I have a really hard time resting. When I get into “work mode” I summon all the resources available in the moment and keep pushing forward. Obviously, it’s not unusual that I very often have to face a hard reset – either voluntary, or involuntary.
There is probably more than one cause for this behavior. It might be that I’m having an overachiever complex (hiding, obviously, other problems not yet solved), or it might be that I am really, really passionate about what I do, I like it a lot. Add to this the fact that there are also emergencies, or situations when resting is simply not a choice (not all of them, of course, but sometimes there are). So, while getting to the root cause of this constant ‘crash by work’ attitude may be a longer process (and harder to brainstorm in a blog post), talking a bit about how I managed, in time, to control this resource allocation failure, might be more appropriate.
Without further ado, let’s go.
The first sign of getting in it too much, is, a bit counterintuitively, the mere excitement I feel, paired with some big expectations. When I have that specific feeling, when I get into that exhilaration state about a new project, or a new task, I know it will end up suddenly, with a hard reset. So, one way to manage it is to curb my enthusiasm. I try to get into tasks or projects with a little bit of distancing, regardless of how much I love them (or not). If I’m getting in it with too much enthusiasm, I know I will want to see it all done instantly, to finish it as soon as possible, and I will obviously stretch myself too much in this process.
Another way to avoid the burnout was to split the day in one hour chunks (or smaller). It’s not related to the Pomodoro technique, in which you write down, or cross off, some “pomodoros” for each finished task. It’s simply an interruption of the work flow, for 5-10 minutes, or a switch to a different task. Sometimes I just get up, stretch a little or even walk for 5-10 minutes outside the coffee shop or coworking. Other times I simply pause the thing and relax for 5-10 minutes by reading some short, nice stuff (being it a newsletter that I saved specifically for this) or just some blog posts. After that, I get back to work a bit more refreshed and relaxed.
And the third thing that helped me (to a certain extent) was journaling. It helps me not only to clear my mind, but it acts as some sort of self-referencing observation agenda. For instance, I can look back at some days and see I was very productive. If there are 3-4 consecutive days, I know I am approaching some sort of a wall, so I try to slow down a little.
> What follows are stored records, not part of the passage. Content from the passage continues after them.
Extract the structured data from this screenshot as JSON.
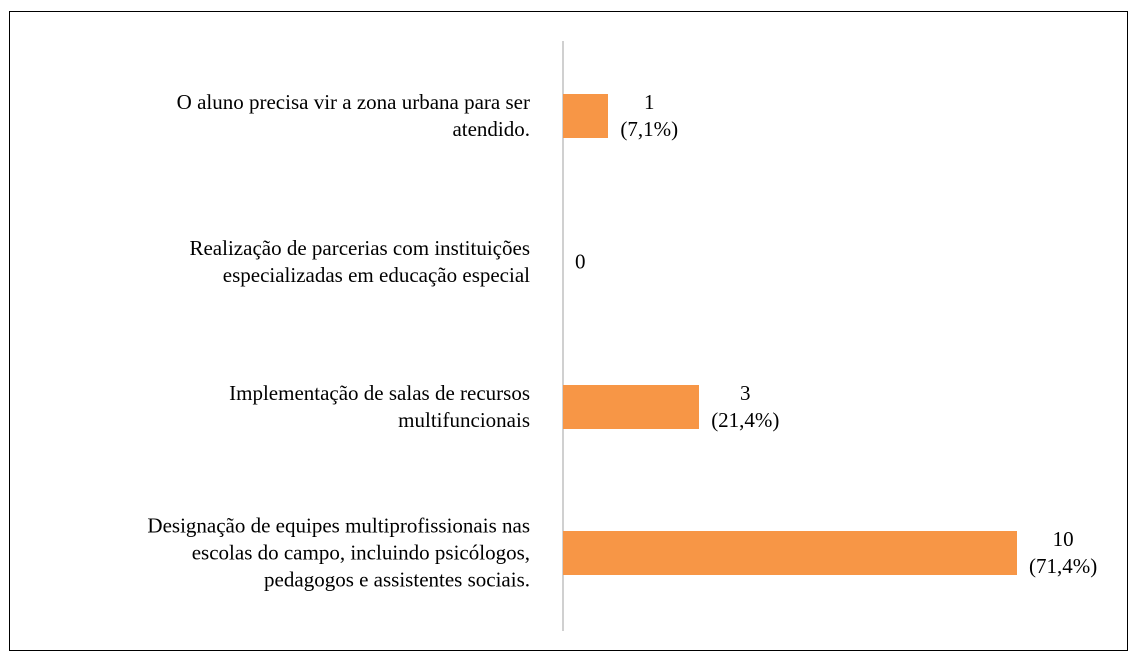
{
  "chart_data": {
    "type": "bar",
    "orientation": "horizontal",
    "categories": [
      "O aluno precisa vir a zona urbana para ser\natendido.",
      "Realização de parcerias com instituições\nespecializadas em educação especial",
      "Implementação de salas de recursos\nmultifuncionais",
      "Designação de equipes multiprofissionais nas\nescolas do campo, incluindo psicólogos,\npedagogos e assistentes sociais."
    ],
    "values": [
      1,
      0,
      3,
      10
    ],
    "value_labels": [
      "1\n(7,1%)",
      "0",
      "3\n(21,4%)",
      "10\n(71,4%)"
    ],
    "color": "#f79646"
  }
}
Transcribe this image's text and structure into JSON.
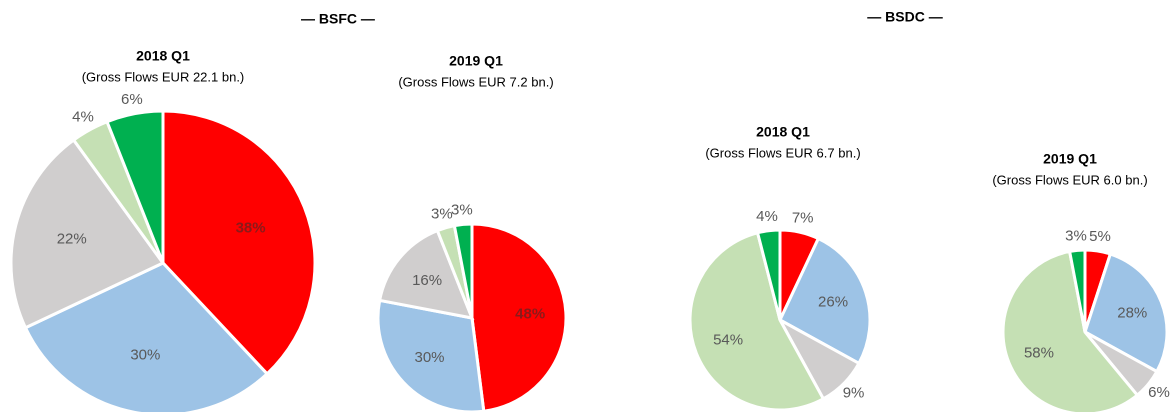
{
  "groups": [
    {
      "title": "— BSFC —"
    },
    {
      "title": "— BSDC —"
    }
  ],
  "chart_data": [
    {
      "type": "pie",
      "title": "2018 Q1",
      "subtitle": "(Gross Flows EUR 22.1 bn.)",
      "values": [
        38,
        30,
        22,
        4,
        6
      ],
      "value_labels": [
        "38%",
        "30%",
        "22%",
        "4%",
        "6%"
      ],
      "colors": [
        "#ff0000",
        "#9dc3e6",
        "#d0cece",
        "#c5e0b4",
        "#00b050"
      ]
    },
    {
      "type": "pie",
      "title": "2019 Q1",
      "subtitle": "(Gross Flows EUR 7.2 bn.)",
      "values": [
        48,
        30,
        16,
        3,
        3
      ],
      "value_labels": [
        "48%",
        "30%",
        "16%",
        "3%",
        "3%"
      ],
      "colors": [
        "#ff0000",
        "#9dc3e6",
        "#d0cece",
        "#c5e0b4",
        "#00b050"
      ]
    },
    {
      "type": "pie",
      "title": "2018 Q1",
      "subtitle": "(Gross Flows EUR 6.7 bn.)",
      "values": [
        7,
        26,
        9,
        54,
        4
      ],
      "value_labels": [
        "7%",
        "26%",
        "9%",
        "54%",
        "4%"
      ],
      "colors": [
        "#ff0000",
        "#9dc3e6",
        "#d0cece",
        "#c5e0b4",
        "#00b050"
      ]
    },
    {
      "type": "pie",
      "title": "2019 Q1",
      "subtitle": "(Gross Flows EUR 6.0 bn.)",
      "values": [
        5,
        28,
        6,
        58,
        3
      ],
      "value_labels": [
        "5%",
        "28%",
        "6%",
        "58%",
        "3%"
      ],
      "colors": [
        "#ff0000",
        "#9dc3e6",
        "#d0cece",
        "#c5e0b4",
        "#00b050"
      ]
    }
  ]
}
It’s like a “heating alarm”. If I see in the journal too much stuff (or, on the contrary, too little, meaning I was so caught in that I didn’t even manage to journal anymore) then I simply take half of the day off. Most of the time that’s enough. And most of the time I can even wait until the weekend, and decide not to work during the weekend.
As you can imagine, I wrote today about that because I felt a little bit of overheating. Luckily, it didn’t get bad, so I was even able to distance myself a little and share some parts of the process.
With the hope they’ll be useful to someone, somehow, someday.